With crowding comes the issue of development, and efforts to make the mountain more comfortable are getting off the ground. One of the more ambitious projects is a hotel at the Rongbuk base camp. The idea was dreamed up by New Zealand guide Russell Brice, who is building the lodge, complete with bottled oxygen for guests, and is being developed in cooperation with the Chinese government. The hotel, which may begin construction in the next few years, will cater mainly to tourists, who’ll drive 380 miles on a shoddy road—currently being widened and improved—that links Lhasa to the camp. Development at the popular Khumbu Base Camp is less aggressive, but few doubt that a hotel will someday spring up near the foot of the Khumbu Glacier. The primary obstacle to building on the south side is the lack of a road. Currently, a trail that takes two weeks to negotiate on foot separates the camp from the nearest airstrip, at Lukla. And so far, nobody has had the will to cut a road over the treacherous path.
The other major obstacle to building a structure at Base Camp is the fact that it sits on a glacier that moves up to 200 feet per year, which would rip any building apart. Most of the development is happening in the valley below, on the 32-mile trail between Lukla and Gorak Shep, where teahouses, some with as many as 15 rooms, offer dry, warm accommodations and hot meals. As the Khumbu Valley fills with hostels, pitching a tent during the two-week trek to Base Camp becomes less necessary.
On the environmental front, the news is mixed. According to Brent Bishop, 36, who has overseen five environmental cleanup expeditions on the south side—known a decade ago as the world’s highest dump—the mountain is cleaner than it has been in years. Teams are packing out their trash, including oxygen bottles and human waste. Last spring a Japanese team carried down the last empty oxygen tanks from the South Col. An initiative by the Tibetan government, started in 1991, has significantly cleaned up the north side.

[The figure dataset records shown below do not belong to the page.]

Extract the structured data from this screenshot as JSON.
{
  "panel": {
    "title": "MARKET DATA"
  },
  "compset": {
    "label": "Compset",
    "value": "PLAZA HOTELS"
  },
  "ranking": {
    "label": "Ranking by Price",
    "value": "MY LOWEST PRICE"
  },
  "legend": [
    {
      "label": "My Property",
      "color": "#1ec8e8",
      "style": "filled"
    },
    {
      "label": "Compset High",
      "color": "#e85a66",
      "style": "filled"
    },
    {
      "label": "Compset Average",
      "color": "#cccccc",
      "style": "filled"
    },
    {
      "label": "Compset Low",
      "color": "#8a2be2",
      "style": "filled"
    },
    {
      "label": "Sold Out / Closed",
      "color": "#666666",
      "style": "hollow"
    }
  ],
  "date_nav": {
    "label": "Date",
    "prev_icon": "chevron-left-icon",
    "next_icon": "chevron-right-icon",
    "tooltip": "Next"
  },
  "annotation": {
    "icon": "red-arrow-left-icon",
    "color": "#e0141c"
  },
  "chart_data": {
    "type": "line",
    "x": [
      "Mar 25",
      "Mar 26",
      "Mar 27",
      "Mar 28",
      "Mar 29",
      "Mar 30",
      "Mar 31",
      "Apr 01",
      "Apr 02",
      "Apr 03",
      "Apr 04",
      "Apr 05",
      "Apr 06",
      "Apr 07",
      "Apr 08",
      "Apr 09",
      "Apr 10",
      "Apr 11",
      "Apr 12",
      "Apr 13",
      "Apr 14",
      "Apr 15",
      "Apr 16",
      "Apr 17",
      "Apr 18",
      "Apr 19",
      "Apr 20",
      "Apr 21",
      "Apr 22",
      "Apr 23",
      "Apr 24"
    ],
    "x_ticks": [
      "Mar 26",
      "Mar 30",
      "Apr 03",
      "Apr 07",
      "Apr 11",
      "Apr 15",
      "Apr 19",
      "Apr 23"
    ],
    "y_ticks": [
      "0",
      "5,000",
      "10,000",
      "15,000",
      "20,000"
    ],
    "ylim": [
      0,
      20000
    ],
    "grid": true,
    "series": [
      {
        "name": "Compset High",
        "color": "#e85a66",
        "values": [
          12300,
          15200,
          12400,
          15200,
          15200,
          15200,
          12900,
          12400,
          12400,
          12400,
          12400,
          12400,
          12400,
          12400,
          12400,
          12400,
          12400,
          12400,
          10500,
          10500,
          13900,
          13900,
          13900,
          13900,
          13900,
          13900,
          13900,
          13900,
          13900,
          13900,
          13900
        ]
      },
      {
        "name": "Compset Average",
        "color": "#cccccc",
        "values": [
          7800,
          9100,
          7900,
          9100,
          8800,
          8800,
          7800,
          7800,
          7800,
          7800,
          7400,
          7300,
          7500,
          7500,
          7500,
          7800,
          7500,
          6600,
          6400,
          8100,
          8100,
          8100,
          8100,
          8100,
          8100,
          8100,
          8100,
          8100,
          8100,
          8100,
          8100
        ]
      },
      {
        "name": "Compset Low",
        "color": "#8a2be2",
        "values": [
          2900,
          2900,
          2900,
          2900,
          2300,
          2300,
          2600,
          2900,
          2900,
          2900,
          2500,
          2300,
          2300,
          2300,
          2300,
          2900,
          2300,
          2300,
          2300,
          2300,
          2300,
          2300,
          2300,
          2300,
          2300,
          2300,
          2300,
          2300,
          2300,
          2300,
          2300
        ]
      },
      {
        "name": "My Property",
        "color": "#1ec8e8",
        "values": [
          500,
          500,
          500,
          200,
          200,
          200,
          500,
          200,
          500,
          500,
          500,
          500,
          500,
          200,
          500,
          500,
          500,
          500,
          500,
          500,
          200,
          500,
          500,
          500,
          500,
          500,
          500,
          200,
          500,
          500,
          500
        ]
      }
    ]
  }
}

Not all the mountain’s problems can be solved with a garbage bag. Since 1953, global warming has changed the face of the peak. Though some argue that the warming trend has made Everest easier to climb because it’s made the Icefall less dangerous, meltwater is creating potential problems for locals. According to several studies in the Journal of Glaciology, the runoff collecting in glacial lakes, some as deep as 400 feet, is putting pressure on moraines that act as natural dams, which threaten to burst and obliterate the villages below.
And what about Everest’s evolving status as the world’s tallest publicity machine? No doubt the record breakers will keep coming. While Nepal has established a minimum age of 16, the mark for the oldest summiter, which was set in 2002 by Tomiyasu Ishikawa, a 65-year-old Japanese climber, will surely be upped. The records for most summits, fastest climb, and most hours on top are all likely to be broken. As Christine Boskoff, owner of Mountain Madness, a Seattle-based guiding company, points out, the sky’s the limit on firsts: “We haven’t seen the first naked climber.”
Even if summiting becomes more common, Everest will remain the ultimate adventure—at least for a few more decades. Breashears describes the mountain’s allure best: “At cocktail parties, the person who solos a new route on an 8,000-meter peak will always play second fiddle to the person who just came back from Everest.”